Fitch Ratings tracked 302 middle-market firms through 2025 and found a 9.2% default rate, up from 8.1% the year before. That number has not led most market commentary. Instead, investors are arguing about whether private credit is the next financial crisis or a misunderstood safe haven. Both framings miss the point.

The number that actually matters is $25 million. That is the EBITDA threshold below which defaults are concentrating. Firms above $50 million EBITDA are holding. Firms below $25 million are not. Private credit is not a monolith collapsing; it is a market sorting itself by borrower quality, and investors who own funds weighted toward small leveraged borrowers are sitting in the wrong seat.

What the Liquidity Pressure Is Actually Telling You

Early 2026 saw redemption activity in private credit interval funds surge enough that managers raised quarterly repurchase limits to absorb it. Critics called this a bank run. That framing is wrong, but not because the stress is fake. It is wrong because a bank run is driven by fear of insolvency. What happened here is closer to a performance review: investors locked into illiquid structures realized yields had compressed from 11% to 8-9% over 2025 as the Fed cut rates and capital poured in, and they are now asking whether the premium over public credit still justifies the illiquidity. That is a rational reallocation, not a panic.

The software exposure is a separate, more legitimate worry. Roughly 20% of private credit loans sit in software companies, and AI disruption is softening valuations in that sector. When the collateral gets murky, PIK interest starts appearing more often, which means borrowers are rolling interest into principal rather than paying cash. PIK is not always a red flag, but a rising PIK share across a portfolio is a leading indicator that lenders are extending credit to avoid recognizing losses. Investors should be asking their managers what percentage of the portfolio is PIK-accruing. If the answer is vague, that is the answer.

The Opacity Problem Is Real, and Regulators Know It

The Bank of England launched system-wide stress tests on private credit in March 2026. Major US managers joined voluntarily. US SEC Chair Paul Atkins called recent disruptions isolated. Both things can be true: no systemic crisis today, and insufficient transparency to catch one forming. Morgan Stanley's Jim Caron is right that this is not 2008, because layered leverage on derivatives is not present at scale. But the $2 trillion that has flowed into private credit since 2008 has brought retail money into structures that retail investors have never held through a real credit cycle. That is new, and it carries its own risks.

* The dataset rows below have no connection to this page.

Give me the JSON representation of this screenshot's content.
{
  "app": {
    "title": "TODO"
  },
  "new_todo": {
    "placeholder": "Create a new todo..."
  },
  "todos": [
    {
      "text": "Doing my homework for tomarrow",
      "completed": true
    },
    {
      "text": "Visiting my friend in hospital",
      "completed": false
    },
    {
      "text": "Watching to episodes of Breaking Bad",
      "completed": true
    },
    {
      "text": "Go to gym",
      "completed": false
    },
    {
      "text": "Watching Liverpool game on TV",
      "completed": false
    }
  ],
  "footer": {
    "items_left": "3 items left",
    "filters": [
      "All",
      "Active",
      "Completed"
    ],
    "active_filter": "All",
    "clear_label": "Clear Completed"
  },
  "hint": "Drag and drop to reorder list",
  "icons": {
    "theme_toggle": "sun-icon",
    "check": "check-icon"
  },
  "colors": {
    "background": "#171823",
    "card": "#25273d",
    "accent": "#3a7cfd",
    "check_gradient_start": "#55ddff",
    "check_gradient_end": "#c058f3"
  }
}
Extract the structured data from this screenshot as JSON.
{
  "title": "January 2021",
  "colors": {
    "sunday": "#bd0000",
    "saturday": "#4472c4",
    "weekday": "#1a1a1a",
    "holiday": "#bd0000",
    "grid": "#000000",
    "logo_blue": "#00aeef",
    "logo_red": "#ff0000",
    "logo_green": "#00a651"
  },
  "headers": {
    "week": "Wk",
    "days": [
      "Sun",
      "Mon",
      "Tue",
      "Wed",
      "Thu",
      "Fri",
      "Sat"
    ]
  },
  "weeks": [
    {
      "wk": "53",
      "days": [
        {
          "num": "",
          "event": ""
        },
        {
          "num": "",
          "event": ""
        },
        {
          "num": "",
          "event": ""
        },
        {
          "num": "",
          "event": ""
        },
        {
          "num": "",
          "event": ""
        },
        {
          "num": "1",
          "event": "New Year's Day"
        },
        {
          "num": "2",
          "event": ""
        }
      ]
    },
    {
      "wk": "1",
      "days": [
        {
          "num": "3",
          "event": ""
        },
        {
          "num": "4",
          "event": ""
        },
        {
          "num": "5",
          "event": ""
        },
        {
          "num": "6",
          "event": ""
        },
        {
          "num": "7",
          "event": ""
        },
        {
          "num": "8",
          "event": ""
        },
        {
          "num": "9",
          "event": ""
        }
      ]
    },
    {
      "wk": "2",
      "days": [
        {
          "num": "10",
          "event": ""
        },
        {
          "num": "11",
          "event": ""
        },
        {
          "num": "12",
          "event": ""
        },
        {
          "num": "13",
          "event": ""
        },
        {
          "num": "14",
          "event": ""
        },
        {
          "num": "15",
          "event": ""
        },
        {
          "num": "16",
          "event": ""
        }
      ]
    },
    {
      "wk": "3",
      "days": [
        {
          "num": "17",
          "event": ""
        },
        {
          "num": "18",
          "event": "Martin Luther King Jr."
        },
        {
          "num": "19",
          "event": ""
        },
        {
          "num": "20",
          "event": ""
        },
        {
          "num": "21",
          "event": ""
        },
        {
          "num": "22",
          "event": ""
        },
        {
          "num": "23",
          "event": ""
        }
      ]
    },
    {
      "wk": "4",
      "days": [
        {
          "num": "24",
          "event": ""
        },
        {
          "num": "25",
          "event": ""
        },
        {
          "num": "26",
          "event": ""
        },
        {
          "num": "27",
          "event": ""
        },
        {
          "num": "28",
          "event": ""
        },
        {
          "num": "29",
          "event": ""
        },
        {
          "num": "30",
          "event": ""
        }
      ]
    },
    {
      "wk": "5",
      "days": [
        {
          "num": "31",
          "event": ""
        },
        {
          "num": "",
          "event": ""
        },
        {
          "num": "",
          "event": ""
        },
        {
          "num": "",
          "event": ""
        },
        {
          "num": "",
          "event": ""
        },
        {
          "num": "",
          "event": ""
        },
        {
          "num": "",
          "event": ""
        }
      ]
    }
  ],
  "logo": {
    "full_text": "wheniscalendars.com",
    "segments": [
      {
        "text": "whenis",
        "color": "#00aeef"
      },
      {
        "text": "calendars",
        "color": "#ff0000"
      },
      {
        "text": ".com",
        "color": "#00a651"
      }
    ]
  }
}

The fair point to opponents: Morgan Stanley projects 8% defaults for 2026, and JPMorgan's Stephen Parker says systemic risk is low. They are probably right about the system. They are less useful to an individual investor deciding whether to stay in a specific fund.

If you are in a well-diversified private credit fund with borrowers above $50 million EBITDA, limited software concentration, and a manager with clean liquidity history through 2025's redemption surge, the 8-9% yield still beats investment-grade public credit meaningfully. Hold it. If your fund is small-borrower heavy, software-concentrated, or PIK-opaque, the risk-adjusted case has deteriorated. Yields that started at 11% and landed at 8-9% while defaults climbed to 9.2% is not a favorable progression. The math changed; the pitch did not.

The 9.2% default rate is not a crisis. It is a screening mechanism. Use it.